With three exceptions, where the traces didn’t change, iterating pushForward is an improvement over just doing preparation.

We’ve already seen the results if we combine them:

λ> resultsS (randomly (mkStdGen 0) 100) SequentialConsistency
Right (1,0,1)   S0----------P1---S2--P3-----S0---S2---S0---     (0,2,5,22)
Right (0,0,1)   S0----------P2-P1-P2-P1--S0---S2---S3-----S0--- (0,4,5,20)
Right (1,0,0)   S0------------S3-----S1---S0--S2----P0---       (0,1,5,23)
     ^-- same as pullBack, which is better than pushForward
Right (0,0,0)   S0------------S3--P2-----S3---S1--P0----        (0,2,4,22)

λ> resultsS (randomly (mkStdGen 0) 100) TotalStoreOrder
Right (1,0,1)   S0----------P1---S2-----S0----S3-----S0--       (0,1,5,23)
     ^-- same as pullBack, which is better than pushForward
Right (0,0,1)   S0----------P1-P2-----S0--S1--S0---S3-----S0--  (0,2,6,22)
     ^-- same as pullBack, which is better than pushForward
Right (0,0,0)   S0----------P2--P3-----S0--S2---S1--P0----      (0,3,4,21)

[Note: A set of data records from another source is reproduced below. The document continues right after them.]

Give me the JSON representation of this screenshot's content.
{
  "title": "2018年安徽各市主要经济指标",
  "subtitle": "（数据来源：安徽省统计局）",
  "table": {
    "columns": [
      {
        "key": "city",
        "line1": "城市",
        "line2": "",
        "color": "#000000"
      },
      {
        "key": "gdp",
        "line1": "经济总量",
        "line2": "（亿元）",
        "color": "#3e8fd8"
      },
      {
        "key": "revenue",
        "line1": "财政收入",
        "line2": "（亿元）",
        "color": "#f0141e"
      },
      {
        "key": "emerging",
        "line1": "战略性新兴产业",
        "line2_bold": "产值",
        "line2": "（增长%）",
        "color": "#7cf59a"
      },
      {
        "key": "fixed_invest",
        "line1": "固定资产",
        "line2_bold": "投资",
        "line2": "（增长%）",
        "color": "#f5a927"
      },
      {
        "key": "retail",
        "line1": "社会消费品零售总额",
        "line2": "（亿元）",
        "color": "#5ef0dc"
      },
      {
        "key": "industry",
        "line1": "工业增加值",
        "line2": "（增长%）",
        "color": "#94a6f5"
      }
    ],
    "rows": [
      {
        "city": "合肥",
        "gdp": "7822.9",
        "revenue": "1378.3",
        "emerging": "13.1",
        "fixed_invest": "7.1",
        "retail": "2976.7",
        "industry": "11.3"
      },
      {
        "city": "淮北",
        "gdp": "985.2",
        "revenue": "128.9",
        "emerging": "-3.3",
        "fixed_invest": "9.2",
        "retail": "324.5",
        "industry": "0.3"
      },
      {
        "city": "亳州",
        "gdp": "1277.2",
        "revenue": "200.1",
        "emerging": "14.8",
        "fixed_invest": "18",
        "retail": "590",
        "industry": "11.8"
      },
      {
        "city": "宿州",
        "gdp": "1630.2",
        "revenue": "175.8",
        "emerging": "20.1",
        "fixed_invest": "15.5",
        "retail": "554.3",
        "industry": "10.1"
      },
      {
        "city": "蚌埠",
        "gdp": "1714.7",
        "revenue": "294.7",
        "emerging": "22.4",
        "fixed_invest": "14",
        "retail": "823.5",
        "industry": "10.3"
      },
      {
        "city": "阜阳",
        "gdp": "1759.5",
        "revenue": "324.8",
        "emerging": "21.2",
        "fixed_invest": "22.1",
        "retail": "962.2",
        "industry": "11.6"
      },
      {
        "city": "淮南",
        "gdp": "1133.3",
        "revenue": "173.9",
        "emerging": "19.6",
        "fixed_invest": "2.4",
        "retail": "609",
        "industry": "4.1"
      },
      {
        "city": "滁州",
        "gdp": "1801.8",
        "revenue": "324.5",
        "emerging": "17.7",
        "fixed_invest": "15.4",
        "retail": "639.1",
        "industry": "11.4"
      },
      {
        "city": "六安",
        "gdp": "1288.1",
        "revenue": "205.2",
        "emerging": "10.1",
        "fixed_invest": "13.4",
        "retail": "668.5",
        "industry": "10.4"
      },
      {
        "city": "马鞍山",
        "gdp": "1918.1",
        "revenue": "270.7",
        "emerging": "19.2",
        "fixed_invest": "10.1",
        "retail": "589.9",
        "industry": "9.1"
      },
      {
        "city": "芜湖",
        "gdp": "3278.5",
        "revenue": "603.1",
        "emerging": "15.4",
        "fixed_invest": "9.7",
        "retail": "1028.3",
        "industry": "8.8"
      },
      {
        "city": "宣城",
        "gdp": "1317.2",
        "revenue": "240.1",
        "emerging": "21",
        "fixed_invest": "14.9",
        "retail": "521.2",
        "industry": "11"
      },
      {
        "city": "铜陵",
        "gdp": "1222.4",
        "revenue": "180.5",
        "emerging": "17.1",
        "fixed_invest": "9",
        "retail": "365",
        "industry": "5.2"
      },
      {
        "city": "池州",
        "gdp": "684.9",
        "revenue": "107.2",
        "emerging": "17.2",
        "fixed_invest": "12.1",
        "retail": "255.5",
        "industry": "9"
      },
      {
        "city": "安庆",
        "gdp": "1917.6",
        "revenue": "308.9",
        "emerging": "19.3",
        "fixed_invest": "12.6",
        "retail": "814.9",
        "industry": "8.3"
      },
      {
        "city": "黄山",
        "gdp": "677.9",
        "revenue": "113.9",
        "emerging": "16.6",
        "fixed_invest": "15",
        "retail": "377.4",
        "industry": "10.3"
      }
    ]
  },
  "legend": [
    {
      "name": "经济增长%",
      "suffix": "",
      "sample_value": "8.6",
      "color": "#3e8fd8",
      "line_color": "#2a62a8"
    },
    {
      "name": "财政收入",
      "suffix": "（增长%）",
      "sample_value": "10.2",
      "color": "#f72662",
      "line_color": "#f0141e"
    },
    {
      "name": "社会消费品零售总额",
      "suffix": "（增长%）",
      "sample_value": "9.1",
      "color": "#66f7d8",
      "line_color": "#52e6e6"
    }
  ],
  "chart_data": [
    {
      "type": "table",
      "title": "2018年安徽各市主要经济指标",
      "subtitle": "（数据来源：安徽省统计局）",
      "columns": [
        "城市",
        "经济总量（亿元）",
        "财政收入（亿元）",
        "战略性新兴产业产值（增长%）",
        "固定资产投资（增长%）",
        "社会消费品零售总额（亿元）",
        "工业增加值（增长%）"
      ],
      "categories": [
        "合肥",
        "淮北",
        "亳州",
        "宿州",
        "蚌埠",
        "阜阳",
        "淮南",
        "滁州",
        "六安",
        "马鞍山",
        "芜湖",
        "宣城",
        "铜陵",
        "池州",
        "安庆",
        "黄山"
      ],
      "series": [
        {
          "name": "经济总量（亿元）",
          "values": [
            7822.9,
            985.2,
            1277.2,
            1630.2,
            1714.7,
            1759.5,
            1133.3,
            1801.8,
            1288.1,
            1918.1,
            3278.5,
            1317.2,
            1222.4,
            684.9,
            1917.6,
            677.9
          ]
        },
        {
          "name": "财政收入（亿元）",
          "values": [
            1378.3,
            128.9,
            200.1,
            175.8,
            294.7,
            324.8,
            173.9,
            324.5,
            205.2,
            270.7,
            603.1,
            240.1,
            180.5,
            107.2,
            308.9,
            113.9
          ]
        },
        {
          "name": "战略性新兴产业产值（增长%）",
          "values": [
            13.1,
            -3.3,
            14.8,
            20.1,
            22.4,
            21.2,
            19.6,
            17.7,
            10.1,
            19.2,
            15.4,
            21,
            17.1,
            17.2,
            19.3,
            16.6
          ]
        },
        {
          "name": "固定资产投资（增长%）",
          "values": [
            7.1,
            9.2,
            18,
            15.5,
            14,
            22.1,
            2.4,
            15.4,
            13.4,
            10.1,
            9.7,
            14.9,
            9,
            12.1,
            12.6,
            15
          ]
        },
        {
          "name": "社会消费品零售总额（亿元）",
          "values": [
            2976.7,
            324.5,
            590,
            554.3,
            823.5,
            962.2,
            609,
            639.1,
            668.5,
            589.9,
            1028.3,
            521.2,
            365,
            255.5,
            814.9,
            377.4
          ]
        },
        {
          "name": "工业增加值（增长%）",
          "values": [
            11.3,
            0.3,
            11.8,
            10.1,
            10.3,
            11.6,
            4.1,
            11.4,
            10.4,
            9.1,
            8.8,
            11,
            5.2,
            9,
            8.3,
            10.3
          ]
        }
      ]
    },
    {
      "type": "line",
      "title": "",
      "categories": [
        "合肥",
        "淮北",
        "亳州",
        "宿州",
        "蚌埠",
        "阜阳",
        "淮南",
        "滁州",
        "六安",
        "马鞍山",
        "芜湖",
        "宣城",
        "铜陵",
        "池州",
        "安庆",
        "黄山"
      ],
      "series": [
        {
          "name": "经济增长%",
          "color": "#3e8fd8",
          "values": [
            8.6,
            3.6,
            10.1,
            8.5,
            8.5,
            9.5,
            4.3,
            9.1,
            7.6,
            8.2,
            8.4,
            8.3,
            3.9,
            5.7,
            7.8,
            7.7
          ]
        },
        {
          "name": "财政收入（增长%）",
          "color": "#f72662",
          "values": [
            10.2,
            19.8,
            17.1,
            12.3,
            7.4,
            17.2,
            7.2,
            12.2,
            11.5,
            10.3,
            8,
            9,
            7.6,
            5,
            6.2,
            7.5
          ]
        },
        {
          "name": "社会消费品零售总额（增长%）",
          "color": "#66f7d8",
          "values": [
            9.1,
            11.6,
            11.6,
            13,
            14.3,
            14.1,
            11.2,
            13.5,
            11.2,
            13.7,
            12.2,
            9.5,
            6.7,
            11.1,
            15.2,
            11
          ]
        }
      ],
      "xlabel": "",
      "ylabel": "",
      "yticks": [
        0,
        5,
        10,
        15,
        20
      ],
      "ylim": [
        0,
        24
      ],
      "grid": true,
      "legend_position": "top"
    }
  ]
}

λ> resultsS (randomly (mkStdGen 0) 100) PartialStoreOrder
Right (1,0,1)   S0----------P1---S2-----S0----S3-----S0--       (0,1,5,23)
     ^-- same as pullBack, which is better than pushForward
Right (0,0,1)   S0----------P1-P2-----S0--S1--S0---S3-----S0--  (0,2,6,22)
     ^-- same as pullBack, which is better than pushForward
Right (0,0,0)   S0----------P2--P3-----S0--S2---S1--P0----      (0,3,4,21)

Next steps

I think what I have right now is pretty good. It’s definitely a vast improvement over not doing any simplification.

But, no random traces get simplified to the corresponding systematic traces, which is a little disappointing. I think that’s because the current passes just try to reduce context switches of any form, whereas really I want to reduce pre-emptive context switches more than non-pre-emptive ones.